Miscellaneous material for your mid-week reading.
- Ben Beckett interviews Max Desbris about the role a climate breakdown plays in exacerbating natural disasters, while Grace Livingstone and Ellen Tsang report on thousands of indigenous islanders in Panama who have lost their home and community to the environmental disruptions we've seen so far. Leslie Hook and Chris Campbell write about the dangerous and unexplained surge in methane levels which is increasing the pace of global warming. Mia Rabson reports on the hydrogen supply agreement between Canada and Germany - including the firm recognition by a country facing short-term supply issues that fossil-fuel-based energy isn't a viable option, even as the Trudeau Libs try to keep money flowing to the oil patch.

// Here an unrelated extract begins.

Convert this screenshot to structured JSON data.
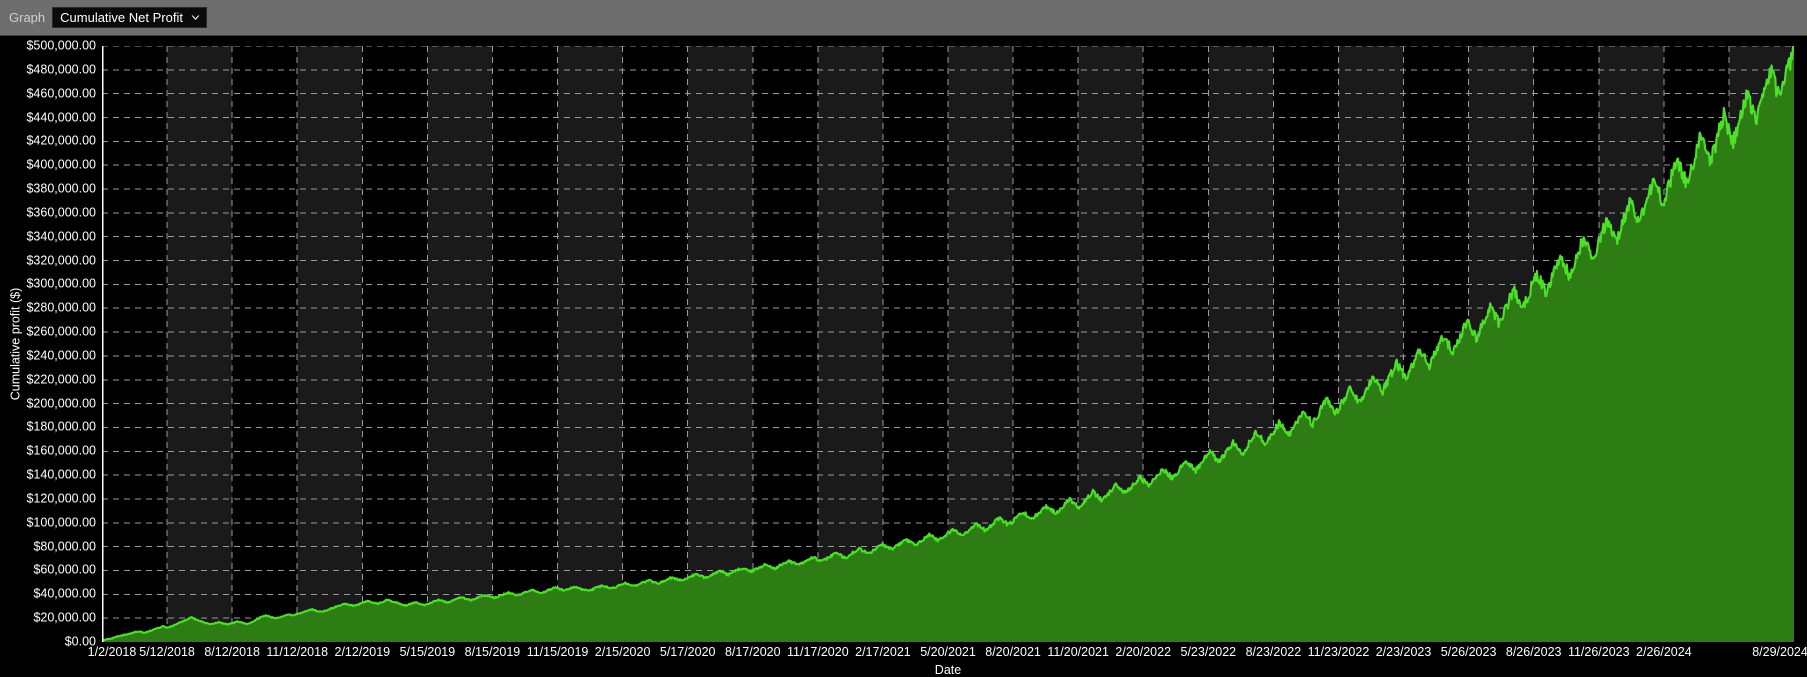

And Chantal Hebert discusses how the Cons' leadership contenders are looking to make Canada's already confused and ineffective climate policy even worse.
- Meanwhile, Crawford Kilian reviews Serhii Plokhy’s Atoms and Ashes as an important reminder that nuclear "accidents" are both entirely predictable and caused in part by deliberate choices.
- Jessica Corbett discusses how profiteering by grain giants is a classic example of disaster capitalism.
- Jose Jimenez et al. study the historical reasons explaining the deadly resistance to accepting that COVID-19 is airborne. And Science Daily reports on new research showing a connection between increased blood clotting and long COVID.
- Finally, John Smith writes about the opportunity lost when Jeremy Corbyn's leadership - with its potential to offer hope to massive numbers of otherwise disenfranchised people - was undermined by establishment resistance (including within his own party).